Although the marker selection methods explored in this study agreed to a large extent in identifying the most informative SNPs, there were differences in their performance in ancestry estimation. The simulation study revealed that In was the best in selecting the set of AIMs giving the smallest bias and mean square error in ancestry estimation. Analysis based on random subsets of top 1% to 10% ranked AIMs indicated that, compared to other methods, AIM panels selected by In behaved consistently and reasonably well for both the ASW population and simulated admixed populations. These results illustrate that effective exploration of all these methods can help to not only identify the most informative markers but also produce an optimal minimum set of markers that can accurately and efficiently differentiate among populations.
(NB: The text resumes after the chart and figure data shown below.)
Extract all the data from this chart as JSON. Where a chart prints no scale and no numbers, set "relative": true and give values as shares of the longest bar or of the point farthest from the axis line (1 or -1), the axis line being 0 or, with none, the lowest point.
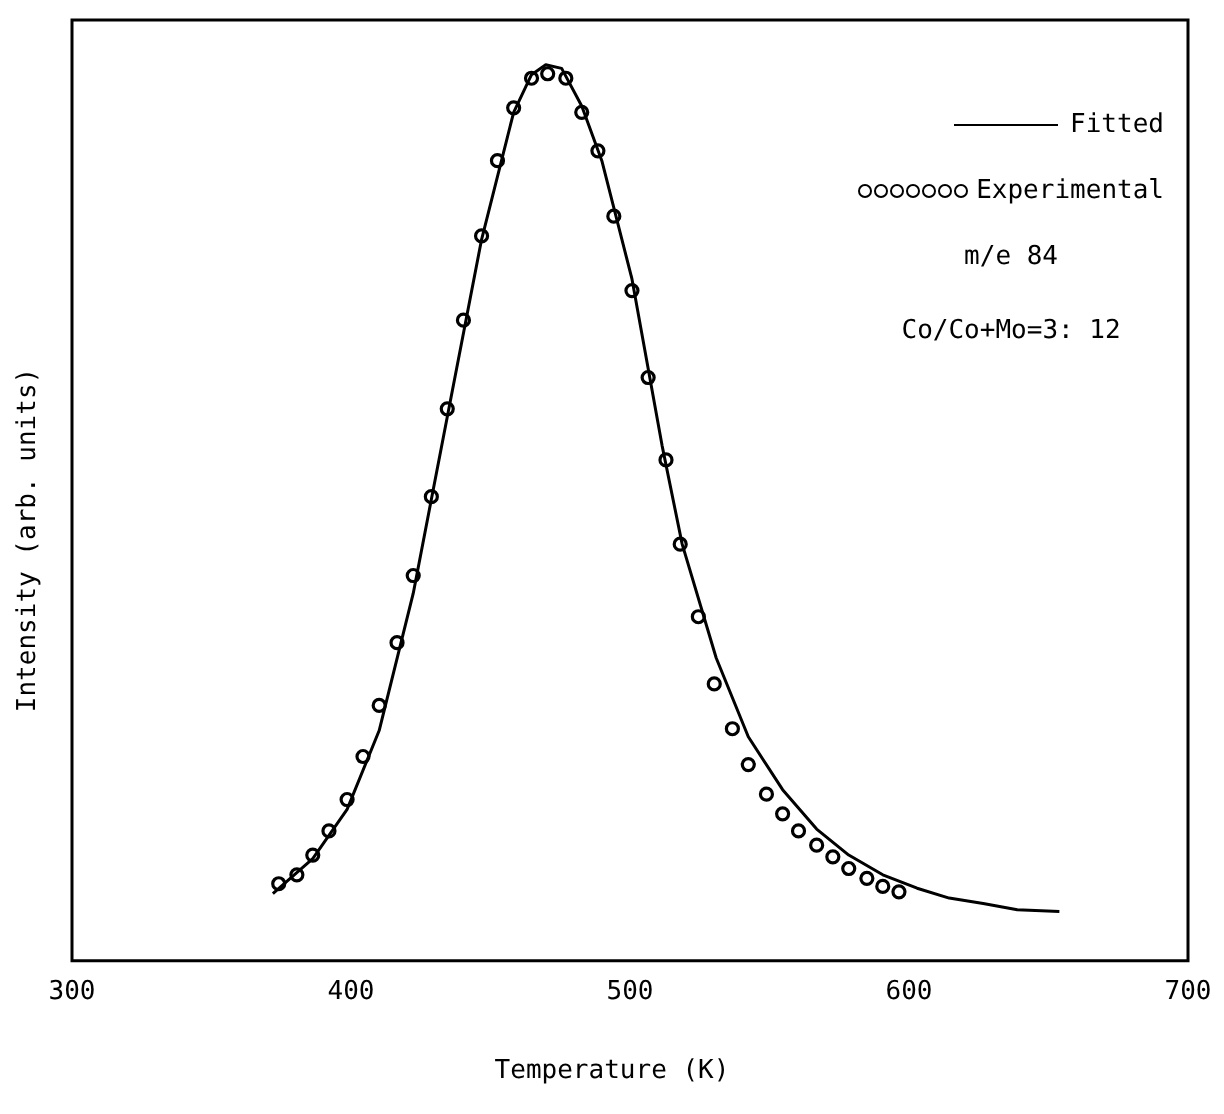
{
  "chart_data": {
    "type": "scatter",
    "xlabel": "Temperature (K)",
    "ylabel": "Intensity (arb. units)",
    "relative": true,
    "xlim": [
      300,
      700
    ],
    "xticks": [
      300,
      400,
      500,
      600,
      700
    ],
    "grid": false,
    "legend": "top right",
    "annotations": [
      "m/e 84",
      "Co/Co+Mo=3: 12"
    ],
    "series": [
      {
        "name": "Fitted",
        "type": "line",
        "color": "#000000",
        "marker": "none",
        "line_style": "solid",
        "x": [
          372.0,
          386.3,
          398.6,
          410.1,
          422.3,
          434.5,
          446.8,
          458.3,
          464.7,
          469.8,
          475.5,
          482.7,
          489.9,
          500.7,
          511.5,
          518.7,
          530.9,
          542.4,
          554.7,
          566.9,
          578.4,
          590.6,
          602.9,
          614.4,
          626.6,
          638.8,
          653.9
        ],
        "values": [
          0.075,
          0.114,
          0.169,
          0.257,
          0.41,
          0.607,
          0.805,
          0.947,
          0.989,
          1.0,
          0.996,
          0.954,
          0.893,
          0.761,
          0.575,
          0.465,
          0.338,
          0.25,
          0.191,
          0.147,
          0.118,
          0.096,
          0.081,
          0.07,
          0.064,
          0.057,
          0.055
        ]
      },
      {
        "name": "Experimental",
        "type": "scatter",
        "color": "#000000",
        "marker": "circle",
        "x": [
          374.1,
          380.6,
          386.3,
          392.1,
          398.6,
          404.3,
          410.1,
          416.5,
          422.3,
          428.8,
          434.5,
          440.3,
          446.8,
          452.5,
          458.3,
          464.7,
          470.5,
          477.0,
          482.7,
          488.5,
          494.2,
          500.7,
          506.5,
          512.9,
          518.0,
          524.5,
          530.2,
          536.7,
          542.4,
          548.9,
          554.7,
          560.4,
          566.9,
          572.7,
          578.4,
          584.9,
          590.6,
          596.4
        ],
        "values": [
          0.086,
          0.096,
          0.118,
          0.145,
          0.18,
          0.228,
          0.285,
          0.355,
          0.43,
          0.518,
          0.616,
          0.715,
          0.809,
          0.893,
          0.952,
          0.985,
          0.99,
          0.985,
          0.947,
          0.904,
          0.831,
          0.748,
          0.651,
          0.559,
          0.465,
          0.384,
          0.309,
          0.259,
          0.219,
          0.186,
          0.164,
          0.145,
          0.129,
          0.116,
          0.103,
          0.092,
          0.083,
          0.077
        ]
      }
    ]
  }
}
We suggest that the different measures may provide unique insights into a marker's informativeness under different scenarios, including varying ancestral proportion and when more than two ancestral populations are present. To identify all potentially informative SNPs, results from all measures could be considered. For example, the union of the top 500 SNPs for all five measures could be considered as the best AIMs panel. Researchers need to be aware of the differences between the various methods for evaluating ancestry informativeness of SNP markers. Furthermore, as we attempted in our simulation studies using either average rank or minimal rank of all five measures, combined information from more than one method may provide a reliable means, although may not be the best, in selecting markers for ancestry inference. Further research on this topic may shed light on how to best integrate different measures to obtain a set of AIMs most effective for the populations under consideration. We believe that the information that a set of markers provides for assigning or discriminating individuals to their source populations or different relationships must be critically evaluated before investing millions of dollars on an admixture or ancestry related project. We anticipate identification of more complex patterns of ancestry will require explorations of these and newer methods yet to be defined, to identify an optimal set of markers to use, however this should become increasingly feasible as genotyping costs decrease and available data grow on different populations. This in turn will allow the development of higher resolution of genogeographic and ethnic maps and help investigators designing genetic association studies in stratified homogeneous groups.